# Extending RCI points



## glennstephenson (Oct 3, 2012)

Does anyone know whether one has to book AND actually take the vacation before RCI points expire in a given year.  Or do you have to only book the vacation.  We have points from 2011 that were automatically transferred to 2012 but will expire Dec 31/12 unless we do something.  I know we can extend them for a fee but I'm trying to confirm the above.  Two RCI operators have told me that we have to book and use the vacation before Dec 31 but I received a mailer from RCI that says these points well expire "unless you exchange or extend by 12/31/12" and then says that if we extend them (by paying a fee) then they are good for 2013 (but no longer) as long as we "exchange and travel by 12/31/13".  Two stories from RCI but I assume the mailer is correct, not the operators.  In other words, as long as we make a booking before Dec 31, for travel in 2013, we're good.  Comments and thanks?


----------



## tschwa2 (Oct 3, 2012)

I would trust the mailer over the agents. It also depends on your use year.  Do your years end Dec 31?  My 2011 use year doesn't end until the end of next month.  

One other thing is when you book you want to make sure it is grabbing the correct points.  Sometimes when I have booked in the past it asked me which year's usage I wanted to use.  Now it seems like it doesn't give me the choice online and wants to grab points from the year the reservation is made for.  You may want to give a test to see if you can use your left over 2011 points to book in your 2013 use year.  You can then cancel in 24 hours to see if it works and see where the canceled points go to.  Since it is within the 24 hour period I would imagine it should return as though you never made a reservation.


----------



## Jimster (Oct 3, 2012)

*points*

You have to book AND stay by the expiration date.  God forbid that RCI would miss out on grabbing cash out of your wallet.  Of course, if you extend then it extends until that date.  Of course, you will have to pay to extend.  The simple rule is    If there is a question about any transaction as to whether you have to pay or not, RCI will always make  you pay.


----------



## Jennie (Oct 9, 2012)

This is what is written at this time at the RCI Points website:

Manage Your Points
Save, Borrow and Transfer

Your Points give you the ultimate flexibility. If you cannot use all your Points this year, Save them. If you want to go on a big vacation and it requires more Points than you have, Borrow them. Or if you want to give your Points to a friend or family member, Transfer them.    

*Save Points*

If you cannot use all of your Points this year, the RCI Points program will automatically save them for your next Use Year.
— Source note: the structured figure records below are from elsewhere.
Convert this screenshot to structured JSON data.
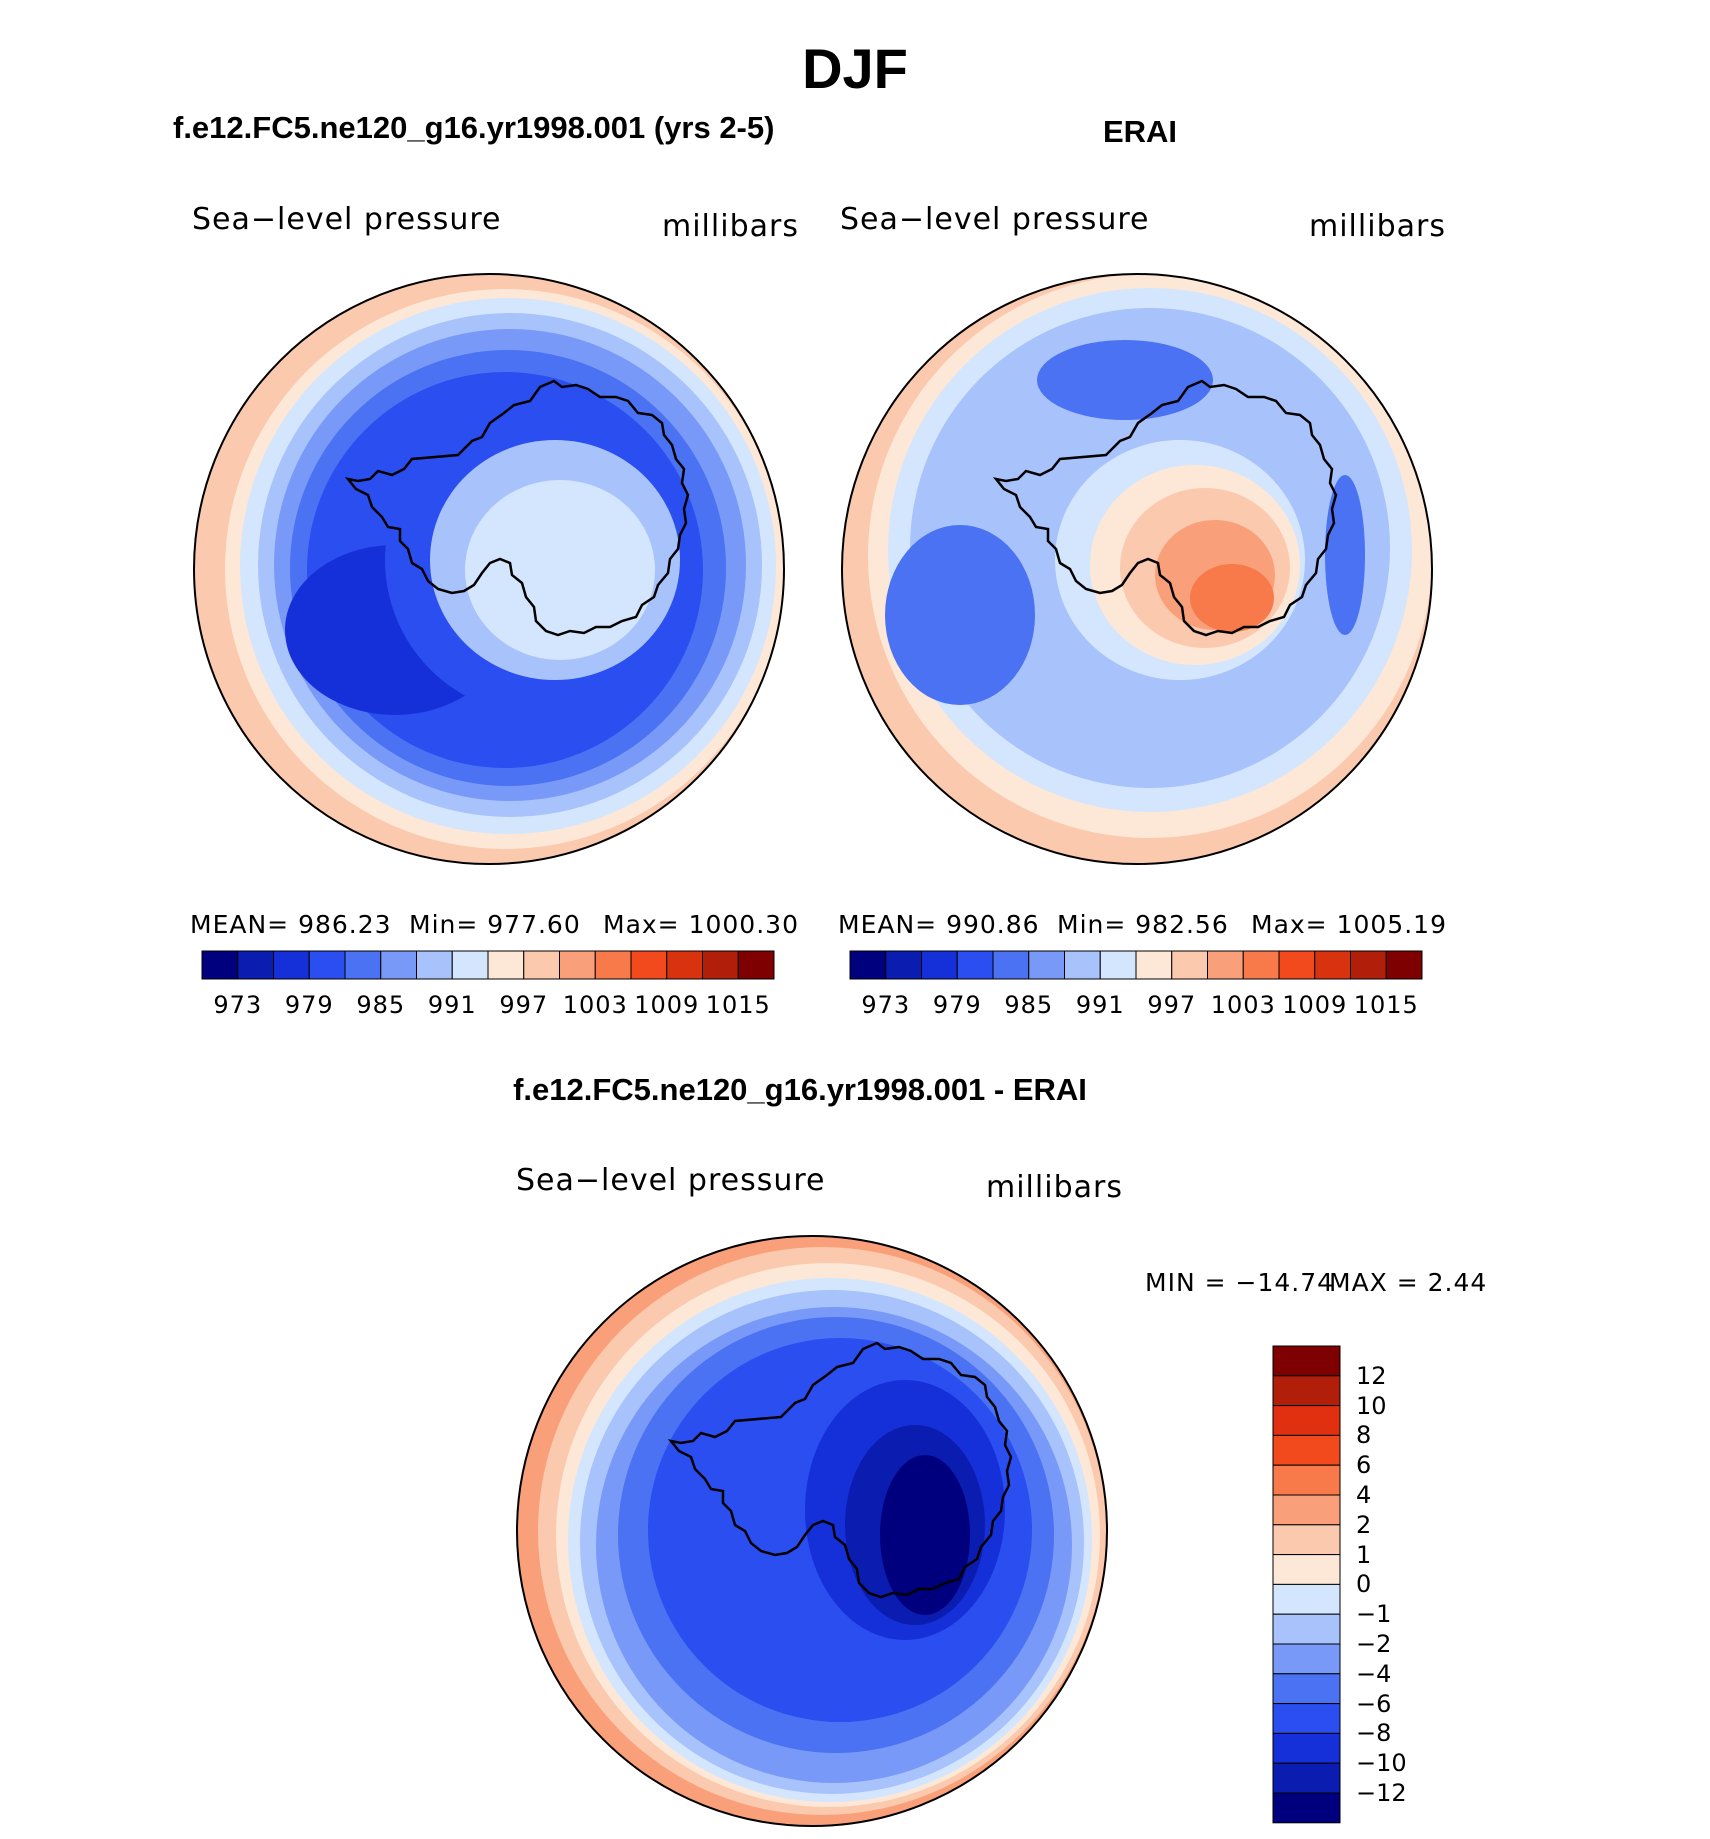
{
  "figure": {
    "title": "DJF",
    "panels": [
      {
        "title": "f.e12.FC5.ne120_g16.yr1998.001 (yrs 2-5)",
        "variable": "Sea−level pressure",
        "units": "millibars",
        "stats": {
          "mean_label": "MEAN=",
          "mean": "986.23",
          "min_label": "Min=",
          "min": "977.60",
          "max_label": "Max=",
          "max": "1000.30"
        }
      },
      {
        "title": "ERAI",
        "variable": "Sea−level pressure",
        "units": "millibars",
        "stats": {
          "mean_label": "MEAN=",
          "mean": "990.86",
          "min_label": "Min=",
          "min": "982.56",
          "max_label": "Max=",
          "max": "1005.19"
        }
      },
      {
        "title": "f.e12.FC5.ne120_g16.yr1998.001 - ERAI",
        "variable": "Sea−level pressure",
        "units": "millibars",
        "stats": {
          "min_label": "MIN =",
          "min": "−14.74",
          "max_label": "MAX =",
          "max": "2.44"
        }
      }
    ],
    "abs_colorbar": {
      "labels": [
        "973",
        "979",
        "985",
        "991",
        "997",
        "1003",
        "1009",
        "1015"
      ],
      "colors": [
        "#00007f",
        "#0b1cb0",
        "#1530d8",
        "#2a4ef0",
        "#4a72f2",
        "#7899f7",
        "#a8c2fb",
        "#d4e6fd",
        "#fde7d7",
        "#fbc9ad",
        "#f9a07a",
        "#f87a4a",
        "#f24a1c",
        "#d9320f",
        "#b11f0b",
        "#7f0000"
      ]
    },
    "diff_colorbar": {
      "labels": [
        "12",
        "10",
        "8",
        "6",
        "4",
        "2",
        "1",
        "0",
        "−1",
        "−2",
        "−4",
        "−6",
        "−8",
        "−10",
        "−12"
      ],
      "colors": [
        "#7f0000",
        "#b11f0b",
        "#e03010",
        "#f24a1c",
        "#f87a4a",
        "#f9a07a",
        "#fbc9ad",
        "#fde7d7",
        "#d4e6fd",
        "#a8c2fb",
        "#7899f7",
        "#4a72f2",
        "#2a4ef0",
        "#1530d8",
        "#0b1cb0",
        "#00007f"
      ]
    }
  }
}
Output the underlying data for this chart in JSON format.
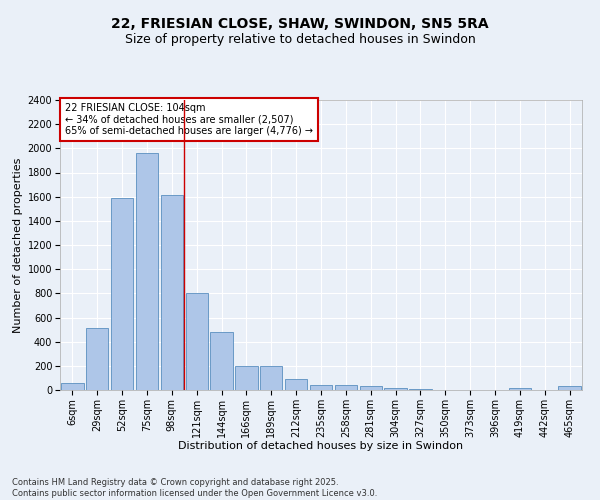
{
  "title_line1": "22, FRIESIAN CLOSE, SHAW, SWINDON, SN5 5RA",
  "title_line2": "Size of property relative to detached houses in Swindon",
  "xlabel": "Distribution of detached houses by size in Swindon",
  "ylabel": "Number of detached properties",
  "footer_line1": "Contains HM Land Registry data © Crown copyright and database right 2025.",
  "footer_line2": "Contains public sector information licensed under the Open Government Licence v3.0.",
  "categories": [
    "6sqm",
    "29sqm",
    "52sqm",
    "75sqm",
    "98sqm",
    "121sqm",
    "144sqm",
    "166sqm",
    "189sqm",
    "212sqm",
    "235sqm",
    "258sqm",
    "281sqm",
    "304sqm",
    "327sqm",
    "350sqm",
    "373sqm",
    "396sqm",
    "419sqm",
    "442sqm",
    "465sqm"
  ],
  "values": [
    55,
    510,
    1590,
    1960,
    1610,
    800,
    480,
    200,
    195,
    90,
    45,
    40,
    30,
    15,
    10,
    0,
    0,
    0,
    15,
    0,
    30
  ],
  "bar_color": "#aec6e8",
  "bar_edge_color": "#5a8fc0",
  "bg_color": "#eaf0f8",
  "grid_color": "#ffffff",
  "ylim": [
    0,
    2400
  ],
  "yticks": [
    0,
    200,
    400,
    600,
    800,
    1000,
    1200,
    1400,
    1600,
    1800,
    2000,
    2200,
    2400
  ],
  "annotation_title": "22 FRIESIAN CLOSE: 104sqm",
  "annotation_line1": "← 34% of detached houses are smaller (2,507)",
  "annotation_line2": "65% of semi-detached houses are larger (4,776) →",
  "annotation_box_color": "#ffffff",
  "annotation_box_edge": "#cc0000",
  "vline_color": "#cc0000",
  "vline_x": 4.5,
  "title_fontsize": 10,
  "subtitle_fontsize": 9,
  "axis_label_fontsize": 8,
  "tick_fontsize": 7,
  "annotation_fontsize": 7,
  "footer_fontsize": 6
}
There is no charge for this service as long as you have made a transaction during this year (otherwise there is a $26 service fee).

Points can only be saved one year. They cannot be carried forward into a third year.

The RCI Points program offers subscribing members with expiring saved points an opportunity to extend them for one additional Use Year for a fee. Saved points currently cannot be extended online. Please contact an RCI Points guide at 1-317-805-9941 or 1-877-968-7476 for assistance. 	

*Borrow Points*

At any time during a given Use Year, you may borrow Points from the next year to complete a vacation reservation. Online, you will be automatically prompted while going through the reservation process if you need to borrow additional Points.

If you cancel your reservation that was made with borrowed Points, those Points are automatically returned to the year from which they were borrowed.  

*Transfer Points*

You may Transfer any Points balance to another RCI Points member anytime throughout the year. This is currently not available online, please call 1-317-805-9941 or 1-877-968-7476. 



MY personal comment/question:
There is no mention of an 85,000 annual limitation re: transferring RCI Points to another member. Has anyone seen this in writing?


----------



## pranas (Oct 10, 2012)

i just extended mine for an additonal year.  Cost $99.


----------